Brandenburg setzt Gehaltserhöhung für Abgeordnete 2027 weitgehend aus
Bianca StiebitzBrandenburg setzt Gehaltserhöhung für Abgeordnete 2027 weitgehend aus
Abgeordnete des Brandenburger Landtags haben beschlossen, den Großteil der für 2027 geplanten Erhöhung ihrer Grundentschädigung auszusetzen. Die Entscheidung folgt Forderungen der Oppositionsfraktionen, die eine vollständige Einfrierung der Anpassungen gefordert hatten. Mit dem Schritt soll der Haushaltsdruck auf das Parlament verringert werden.
Die oppositionellen Fraktionen von AfD und BSW hatten zunächst eine komplette Aussetzung aller Zulagenerhöhungen für das kommende Jahr angestrebt. Die BSW forderte konkret, beide Bestandteile der Grundentschädigung unverändert zu belassen.
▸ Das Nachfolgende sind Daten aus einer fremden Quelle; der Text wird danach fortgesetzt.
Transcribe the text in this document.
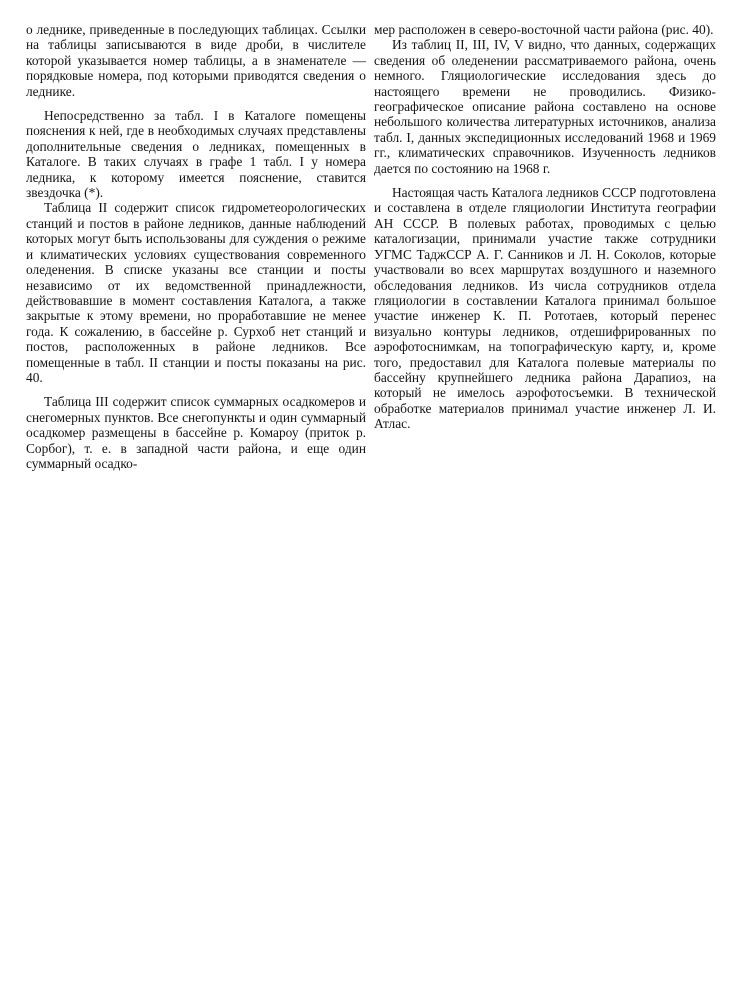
о леднике, приведенные в последующих таблицах. Ссылки на таблицы записываются в виде дроби, в числителе которой указывается номер таблицы, а в знаменателе — порядковые номера, под которыми приводятся сведения о леднике.

Непосредственно за табл. I в Каталоге помещены пояснения к ней, где в необходимых случаях представлены дополнительные сведения о ледниках, помещенных в Каталоге. В таких случаях в графе 1 табл. I у номера ледника, к которому имеется пояснение, ставится звездочка (*).

Таблица II содержит список гидрометеорологических станций и постов в районе ледников, данные наблюдений которых могут быть использованы для суждения о режиме и климатических условиях существования современного оледенения. В списке указаны все станции и посты независимо от их ведомственной принадлежности, действовавшие в момент составления Каталога, а также закрытые к этому времени, но проработавшие не менее года. К сожалению, в бассейне р. Сурхоб нет станций и постов, расположенных в районе ледников. Все помещенные в табл. II станции и посты показаны на рис. 40.

Таблица III содержит список суммарных осадкомеров и снегомерных пунктов. Все снегопункты и один суммарный осадкомер размещены в бассейне р. Комароу (приток р. Сорбог), т. е. в западной части района, и еще один суммарный осадко-

мер расположен в северо-восточной части района (рис. 40).

Из таблиц II, III, IV, V видно, что данных, содержащих сведения об оледенении рассматриваемого района, очень немного. Гляциологические исследования здесь до настоящего времени не проводились. Физико-географическое описание района составлено на основе небольшого количества литературных источников, анализа табл. I, данных экспедиционных исследований 1968 и 1969 гг., климатических справочников. Изученность ледников дается по состоянию на 1968 г.

Настоящая часть Каталога ледников СССР подготовлена и составлена в отделе гляциологии Института географии АН СССР. В полевых работах, проводимых с целью каталогизации, принимали участие также сотрудники УГМС ТаджССР А. Г. Санников и Л. Н. Соколов, которые участвовали во всех маршрутах воздушного и наземного обследования ледников. Из числа сотрудников отдела гляциологии в составлении Каталога принимал большое участие инженер К. П. Рототаев, который перенес визуально контуры ледников, отдешифрированных по аэрофотоснимкам, на топографическую карту, и, кроме того, предоставил для Каталога полевые материалы по бассейну крупнейшего ледника района Дарапиоз, на который не имелось аэрофотосъемки. В технической обработке материалов принимал участие инженер Л. И. Атлас.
Die AfD schlug vor, die Zulagen nur alle zwei Jahre und in Abhängigkeit von der Lohnentwicklung anzupassen.
Nach dem aktuellen System setzen sich die Bezüge aus einem lohngebundenen Anteil von 8.911,89 Euro, einem inflationsbereinigten Betrag von 1.217,22 Euro, einer Wahlkreiszulage von 270 Euro sowie Altersvorsorgebeiträgen in Höhe von 10.399,11 Euro zusammen. Die Wahlkreiszulage und die Altersvorsorgebeiträge bleiben unverändert. Auch die Obergrenze für die automatische Anpassung von 3,5 Prozent bleibt bestehen.
Es ist nicht das erste Mal, dass die Erhöhung der Bezüge ausgesetzt wird. Bereits in den Jahren 2021 und 2022 gab es aufgrund der Coronavirus-Pandemie keine Anpassungen. Durch die aktuelle Entscheidung sollen rund 700.000 Euro im Landtagshaushalt eingespart werden.
Die Aussetzung des Großteil der geplanten Erhöhung wird die Kosten für das Land senken. Wahlkreiszulagen und Altersvorsorgebeiträge bleiben davon unberührt, während der automatische Anpassungsmechanismus für die kommenden Jahre weiterhin gilt.